Więc ja z moim metr siedemdziesiąt byłam w dupie. Normalnie czekać, aż się tu się uduszę. Myślałam, że tam umrę, ale w pewnym momencie poczułam czyjeś ręce na swojej tali. A już zaraz zobaczyłam wszystkich, którzy się gapili na basen.

Zaczęłam odkaszlywac wodę, która się zakrztusiłam.

- Wszytsko git? - męski głos, który trzymał mnie na rękach zapytał.

- Isaac? - obróciłam głowę i go zobaczyłam. - Nie musiałeś tego robić. - kaszlnęłam. - Puść mnie. - chłopak zrobił to o co go poprosiłam.

Momentalnie czułam się jakbym wytrzeźwiała. Wszyscy się na mnie gapili. A ja nie miałam już dobrego humoru i była w pełni świadoma co się dzieje.

- Zawieść cię? - chłopak znowu pojawił się obok mnie.

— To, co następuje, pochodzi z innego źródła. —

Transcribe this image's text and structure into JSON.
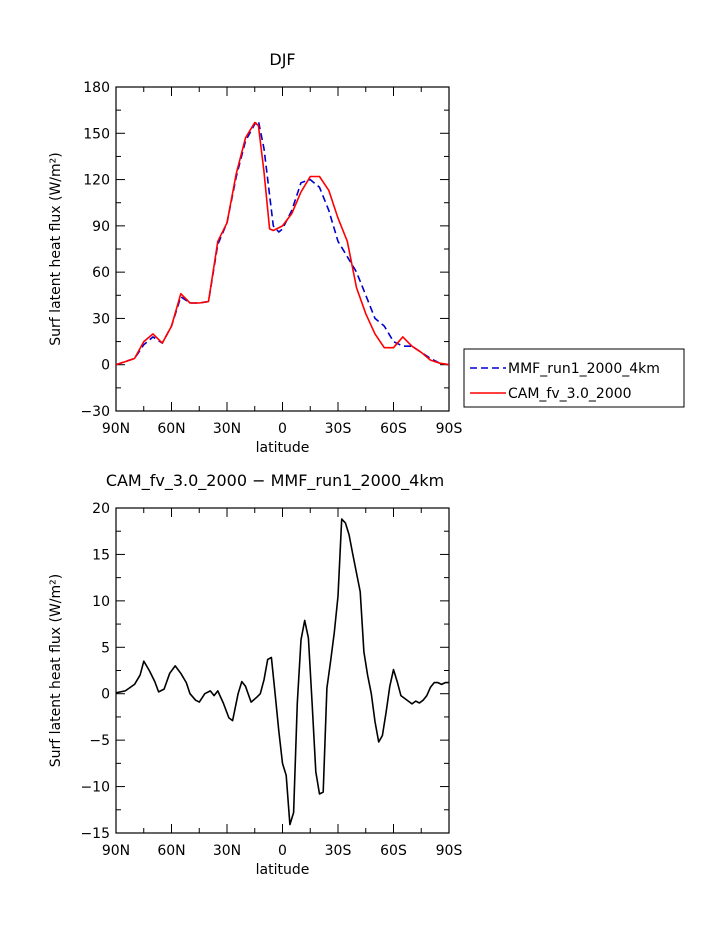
{
  "chart_data": [
    {
      "type": "line",
      "title": "DJF",
      "xlabel": "latitude",
      "ylabel": "Surf latent heat flux (W/m²)",
      "xlim": [
        90,
        -90
      ],
      "ylim": [
        -30,
        180
      ],
      "x_ticks": [
        90,
        60,
        30,
        0,
        -30,
        -60,
        -90
      ],
      "x_tick_labels": [
        "90N",
        "60N",
        "30N",
        "0",
        "30S",
        "60S",
        "90S"
      ],
      "y_ticks": [
        -30,
        0,
        30,
        60,
        90,
        120,
        150,
        180
      ],
      "y_tick_labels": [
        "−30",
        "0",
        "30",
        "60",
        "90",
        "120",
        "150",
        "180"
      ],
      "grid": false,
      "legend_position": "right",
      "series": [
        {
          "name": "MMF_run1_2000_4km",
          "color": "#0000cc",
          "dash": "dashed",
          "x": [
            90,
            85,
            80,
            75,
            70,
            65,
            60,
            55,
            50,
            45,
            40,
            35,
            30,
            25,
            20,
            15,
            13,
            10,
            5,
            2,
            0,
            -5,
            -10,
            -15,
            -20,
            -25,
            -30,
            -35,
            -40,
            -45,
            -50,
            -55,
            -60,
            -65,
            -70,
            -75,
            -80,
            -85,
            -90
          ],
          "y": [
            0,
            2,
            4,
            13,
            18,
            14,
            25,
            44,
            40,
            40,
            41,
            78,
            92,
            122,
            145,
            156,
            158,
            140,
            90,
            86,
            88,
            100,
            118,
            120,
            115,
            100,
            80,
            70,
            60,
            45,
            30,
            25,
            15,
            12,
            12,
            8,
            4,
            1,
            0
          ]
        },
        {
          "name": "CAM_fv_3.0_2000",
          "color": "#ff0000",
          "dash": "solid",
          "x": [
            90,
            85,
            80,
            75,
            70,
            65,
            60,
            55,
            50,
            45,
            40,
            35,
            30,
            25,
            20,
            15,
            13,
            10,
            7,
            5,
            0,
            -5,
            -10,
            -15,
            -20,
            -25,
            -30,
            -35,
            -40,
            -45,
            -50,
            -55,
            -60,
            -65,
            -70,
            -75,
            -80,
            -85,
            -90
          ],
          "y": [
            0,
            2,
            4,
            15,
            20,
            14,
            25,
            46,
            40,
            40,
            41,
            80,
            92,
            124,
            147,
            157,
            155,
            125,
            88,
            87,
            90,
            98,
            112,
            122,
            122,
            113,
            95,
            80,
            50,
            33,
            20,
            11,
            11,
            18,
            12,
            8,
            3,
            1,
            0
          ]
        }
      ]
    },
    {
      "type": "line",
      "title": "CAM_fv_3.0_2000 − MMF_run1_2000_4km",
      "xlabel": "latitude",
      "ylabel": "Surf latent heat flux (W/m²)",
      "xlim": [
        90,
        -90
      ],
      "ylim": [
        -15,
        20
      ],
      "x_ticks": [
        90,
        60,
        30,
        0,
        -30,
        -60,
        -90
      ],
      "x_tick_labels": [
        "90N",
        "60N",
        "30N",
        "0",
        "30S",
        "60S",
        "90S"
      ],
      "y_ticks": [
        -15,
        -10,
        -5,
        0,
        5,
        10,
        15,
        20
      ],
      "y_tick_labels": [
        "−15",
        "−10",
        "−5",
        "0",
        "5",
        "10",
        "15",
        "20"
      ],
      "grid": false,
      "series": [
        {
          "color": "#000000",
          "dash": "solid",
          "x": [
            90,
            85,
            80,
            77,
            75,
            72,
            69,
            67,
            64,
            61,
            58,
            55,
            52,
            50,
            47,
            45,
            42,
            39,
            37,
            35,
            32,
            29,
            27,
            24,
            22,
            20,
            17,
            14,
            12,
            10,
            8,
            6,
            4,
            2,
            0,
            -2,
            -4,
            -6,
            -8,
            -10,
            -12,
            -14,
            -16,
            -18,
            -20,
            -22,
            -24,
            -26,
            -28,
            -30,
            -32,
            -34,
            -36,
            -38,
            -40,
            -42,
            -44,
            -46,
            -48,
            -50,
            -52,
            -54,
            -56,
            -58,
            -60,
            -62,
            -64,
            -66,
            -68,
            -70,
            -72,
            -74,
            -76,
            -78,
            -80,
            -82,
            -84,
            -86,
            -88,
            -90
          ],
          "y": [
            0.1,
            0.3,
            1,
            2,
            3.5,
            2.5,
            1.3,
            0.2,
            0.5,
            2.2,
            3,
            2.2,
            1.2,
            0,
            -0.7,
            -0.9,
            0,
            0.3,
            -0.2,
            0.3,
            -1,
            -2.6,
            -2.9,
            0,
            1.3,
            0.8,
            -0.9,
            -0.4,
            0,
            1.5,
            3.7,
            3.9,
            0,
            -4,
            -7.5,
            -8.8,
            -14.1,
            -12.8,
            -1,
            5.8,
            7.9,
            6,
            -1,
            -8.4,
            -10.8,
            -10.6,
            0.6,
            3.5,
            6.6,
            10.5,
            18.8,
            18.4,
            17.1,
            15,
            13,
            11,
            4.5,
            2,
            0,
            -3,
            -5.2,
            -4.5,
            -2,
            0.8,
            2.6,
            1.3,
            -0.2,
            -0.5,
            -0.8,
            -1.1,
            -0.8,
            -1,
            -0.7,
            -0.2,
            0.7,
            1.2,
            1.2,
            1,
            1.2,
            1.2
          ]
        }
      ]
    }
  ]
}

- Nie trzeba poradzę sobie. - weszłam do środka budynku aby udać się do drzwi wejściowych.

- Jesteś cała mokra. Mogę cię odwieść. - szedł za mną.

- Dam radę sama. - wyszłam ponownie na zewnątrz, ale po drugiej stronie domu. - Dylan już pojechał? - zapytałam go gdy nie widziałam naszego auta na parkingu.

- pojechał pół godziny temu. - pajac oparł się barkiem o ścianę.

- Kurwa. - wyciągłam telefon i wybrałam dość znany mi numer.

Mike

Kliknęłam w jego imię i przyłożyłam telefon do ucha.

- Halo? - usłyszałam po drugiej stornie.